Let’s take another look at Wireshark

At this point, there are a lot of things that could be going wrong. At the packet level, it’s possible that the script wasn’t actually sending a packet. Maybe the packet was misconfigured? Maybe Linux and MacOS have implementations that handle RST packets differently.

While the last hypothesis would be hard to test without doing a lot of research, with our handy friend Wireshark, we could actually take a look at the packet we’re getting back!

So I ran the sniffer script again, and the packet did show up in Wireshark!


So it does look like a packet is being sent, the sequence numbers seem to be correct, and the ports seem to be correct! So what’s going on here?

One small thing you’ll note is that the window size of the RST packet is different to what we see on the other TCP packets in that wireshark dump.

Does the window size matter?

The next thing I tried was changing the window size to match up with the other packets:


No cigar.

Trying a new tool

It looks like the packet is configured correctly. So what’s happening here? We’ve ruled out the hypotheses that the script is not sending a packet, or that the packet is misconfigured. But what if MacOS and Linux handle this flag differently?

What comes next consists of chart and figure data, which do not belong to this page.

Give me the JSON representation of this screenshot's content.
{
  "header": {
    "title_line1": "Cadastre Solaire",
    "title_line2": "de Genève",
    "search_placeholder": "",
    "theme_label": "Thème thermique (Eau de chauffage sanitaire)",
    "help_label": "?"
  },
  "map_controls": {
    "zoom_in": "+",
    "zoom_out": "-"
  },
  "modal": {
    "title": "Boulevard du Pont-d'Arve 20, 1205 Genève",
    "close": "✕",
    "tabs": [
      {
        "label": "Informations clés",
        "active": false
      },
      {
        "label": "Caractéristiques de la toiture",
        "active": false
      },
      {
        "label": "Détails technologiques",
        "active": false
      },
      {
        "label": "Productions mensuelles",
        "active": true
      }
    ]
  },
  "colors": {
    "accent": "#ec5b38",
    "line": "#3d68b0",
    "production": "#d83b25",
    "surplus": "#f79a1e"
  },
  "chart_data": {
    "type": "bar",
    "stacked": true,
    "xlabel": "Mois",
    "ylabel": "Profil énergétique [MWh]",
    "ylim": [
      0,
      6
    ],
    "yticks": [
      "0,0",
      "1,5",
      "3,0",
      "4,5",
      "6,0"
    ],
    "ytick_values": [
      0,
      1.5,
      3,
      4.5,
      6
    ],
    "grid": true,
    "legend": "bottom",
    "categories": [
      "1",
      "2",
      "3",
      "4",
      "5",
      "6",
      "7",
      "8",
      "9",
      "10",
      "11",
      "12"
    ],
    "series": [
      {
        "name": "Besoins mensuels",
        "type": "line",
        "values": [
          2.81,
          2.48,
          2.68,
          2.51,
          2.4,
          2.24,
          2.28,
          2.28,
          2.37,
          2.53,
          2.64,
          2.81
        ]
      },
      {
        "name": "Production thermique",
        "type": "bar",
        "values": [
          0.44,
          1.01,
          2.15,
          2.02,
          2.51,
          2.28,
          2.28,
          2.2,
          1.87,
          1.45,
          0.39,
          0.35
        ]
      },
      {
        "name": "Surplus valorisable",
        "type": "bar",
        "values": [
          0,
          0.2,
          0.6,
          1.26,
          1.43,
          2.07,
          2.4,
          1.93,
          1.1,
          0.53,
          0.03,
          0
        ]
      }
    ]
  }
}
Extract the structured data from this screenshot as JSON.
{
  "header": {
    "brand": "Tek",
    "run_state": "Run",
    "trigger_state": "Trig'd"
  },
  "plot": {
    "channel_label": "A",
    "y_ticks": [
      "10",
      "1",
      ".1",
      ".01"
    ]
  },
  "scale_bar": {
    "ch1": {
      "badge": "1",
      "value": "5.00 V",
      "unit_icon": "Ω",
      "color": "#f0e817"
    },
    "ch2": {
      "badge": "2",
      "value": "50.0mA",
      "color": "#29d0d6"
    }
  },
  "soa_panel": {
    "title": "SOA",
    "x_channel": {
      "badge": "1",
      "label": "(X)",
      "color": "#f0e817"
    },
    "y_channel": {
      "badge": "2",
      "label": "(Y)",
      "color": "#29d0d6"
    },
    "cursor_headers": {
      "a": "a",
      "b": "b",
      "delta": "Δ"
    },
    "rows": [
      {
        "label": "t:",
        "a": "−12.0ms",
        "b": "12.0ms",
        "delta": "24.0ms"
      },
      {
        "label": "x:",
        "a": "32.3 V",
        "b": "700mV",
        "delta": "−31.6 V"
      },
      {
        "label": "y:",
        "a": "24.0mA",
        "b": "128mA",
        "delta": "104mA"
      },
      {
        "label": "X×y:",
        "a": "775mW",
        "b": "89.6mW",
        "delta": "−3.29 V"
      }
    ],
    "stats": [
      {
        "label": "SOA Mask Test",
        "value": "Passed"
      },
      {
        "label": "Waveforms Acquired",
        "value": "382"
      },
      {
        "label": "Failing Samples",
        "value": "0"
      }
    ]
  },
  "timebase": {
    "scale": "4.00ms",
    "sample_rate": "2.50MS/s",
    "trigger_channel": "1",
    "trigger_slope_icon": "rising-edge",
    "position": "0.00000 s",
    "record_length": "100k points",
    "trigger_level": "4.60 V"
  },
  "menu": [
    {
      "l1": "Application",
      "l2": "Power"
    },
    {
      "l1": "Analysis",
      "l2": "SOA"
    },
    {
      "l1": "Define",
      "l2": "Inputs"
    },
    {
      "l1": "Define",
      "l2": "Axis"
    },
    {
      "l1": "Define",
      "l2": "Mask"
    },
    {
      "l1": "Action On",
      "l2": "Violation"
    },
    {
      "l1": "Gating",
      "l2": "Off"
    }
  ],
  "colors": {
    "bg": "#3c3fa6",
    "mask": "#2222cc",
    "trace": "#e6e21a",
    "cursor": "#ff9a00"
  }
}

The next step here was trying to find a different way to construct and send a packet. If we can get this attack working with a different method, we can rule out the fact that RST packets work differently in MacOS or Linux.

I read a little bit about other ways of sending a spoofed RST packet to the client, and found this handy tool called netwox that can be used to forge packets. This presentation has a good example of a TCP attack.

So, I used the netwox tool after installing it, by running:

$  sudo netwox 40 -l -m -o 8000 -p 33760 -B -q 3545181336

Where 33760 is the port number of the client, and 3545181336 was the correct sequence number. Lo and behold, it worked! The connection closed!


Spot the difference between these packets!

Alright, so we have an example of the working packet, and an example of the “not working” packet. Let’s see if you can spot the difference!


It’s subtle. It turns out the ethernet destination address on the packets is different.


So, at this point, we know there’s no difference between how MacOS and Linux handle the RST flag in TCP. However, scapy and netwox configure the packet differently such that the destination MAC address is the “broadcast” address on scapy and 00:00:00:00 with netwox.

At this point I finally decided to look at the scapy documentation (probably should have done this earlier) and it turns out in the troubleshooting section, they have a section about just this. From the docs, they discuss how the “loopback” interface is different to other network interfaces, and how link-level packets sent on the loopback interface don’t actually get disasembled/assembled (and therefore read by applications).

The solution that scapy offers is adding the line of code conf.L3socket=L3RawSocket to your file. I tried this out, and the TCP Reset attack actually worked!

What’s the deal with this socket setting?

What’s actually going on here, and why did the change that scapy suggests work? The answer is in the details of the socket syscall. Note that in this page, it mentions that sockets can listen on different “domains”, or “protocol families”. By default, scapy uses the PF_PACKET protocol family when it opens a socket to send a packet. This is a link-layer (Ethernet) protocol, which is why packets sent via scapy by default have the ethernet broadcast address (ff:ff:ff:ff) as a destination. These packets, however, being link-layer packets, when addressed to the loopback address don’t get routed there correctly, even though they show up in wireshark, because of how the loopback interface works in Linux.

Using the PF_INET protocol family, packets do make it to applications listening on the loopback interface, because these packets are network-layer packets that do get routed appropriately by the OS to applications listening on the loopback interface.


While I probably should have dug into what exactly scapy was doing earlier, going through this exercise of debugging why the TCP Reset attack wasn’t working was really helpful and taught me a lot about computer networks and how to debug them!